Have you ever gotten good news that really just made you feel worse than before you heard it?

I’ll give you an example. Two years ago, when I was fresh out of college and fresh out of job prospects, I was asked to come back for a second interview at a “marketing” company up in Indy. I was super excited — this was the farthest I’d gotten on the hiring process all summer. I drove up in my snappy little suit, and found out I’d be shadowing one of the marketing reps for a full 8-hour day. I proceeded to go on about 15 cold calls to businesses in the outlying Indianapolis areas trying to sell them credit card processing services. At about noon, I thought, “Ok, ok. I could do this. If I really had to, I could do this. Plus there’ll be training for a few weeks, then a shadowing period, so it’s not like I’ll just be thrown into it.” But at the first stop after lunch, I realized, “Hell no. Hell. NOOOOOOOO. I have to get the fuck outta here, this is the worst thing for me ever. There is no way I could do this even for one day. No matter how desperate.”

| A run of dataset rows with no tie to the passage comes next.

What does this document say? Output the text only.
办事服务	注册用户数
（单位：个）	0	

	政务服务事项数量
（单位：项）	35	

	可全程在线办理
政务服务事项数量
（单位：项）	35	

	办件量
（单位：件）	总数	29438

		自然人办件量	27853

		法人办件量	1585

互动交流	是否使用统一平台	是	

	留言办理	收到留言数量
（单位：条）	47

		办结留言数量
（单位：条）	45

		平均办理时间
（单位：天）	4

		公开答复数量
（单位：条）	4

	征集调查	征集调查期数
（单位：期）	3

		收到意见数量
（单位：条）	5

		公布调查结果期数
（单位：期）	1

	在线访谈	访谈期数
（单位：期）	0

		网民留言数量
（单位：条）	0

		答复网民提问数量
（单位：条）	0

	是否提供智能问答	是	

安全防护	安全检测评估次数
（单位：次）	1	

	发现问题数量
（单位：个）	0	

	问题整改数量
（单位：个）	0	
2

So we got back to the office, and after a short discussion between the supervisor and the girl I was following all day, they called me in. And offered me the job. On the spot. My stomach fell to my toes, and I squeaked out that I’d need some time. I smiled, shook their hands, got in my car, and started crying hysterically. I pulled over to a McDonald’s to call my bff. Here was a job, a real-life money-making job, here in my hands. This was the farthest I’d gotten after months of rejection. What if there was nothing but this available to me? But how on earth could I force myself to go back there. It was good news that destroyed my fragile emotions. It was confusing…

I eventually calmed down, got in my car, and on the drive home realized what I’d known all along: this was not the job for me. It was just something that could be done by someone with my capabilities. But it wasn’t mine. Mine would come, eventually, and if I had to wait a little longer for it, then so be it. It would be just that much sweeter when I found it.

I recently got some news that — while good and overdue — made me really depressed. I liken it to finding out you’re really good at something you don’t want to be really good at. Like, strangling kittens. I mean, sure, it’s nice to know that you have a certain skill-set, but it doesn’t mean I want to be strangling kittens for the rest of my life.

If a decision is really tearing you up inside, if it makes you nauseous to think about acting on that “good news”, well, you know the answer then, don’t you?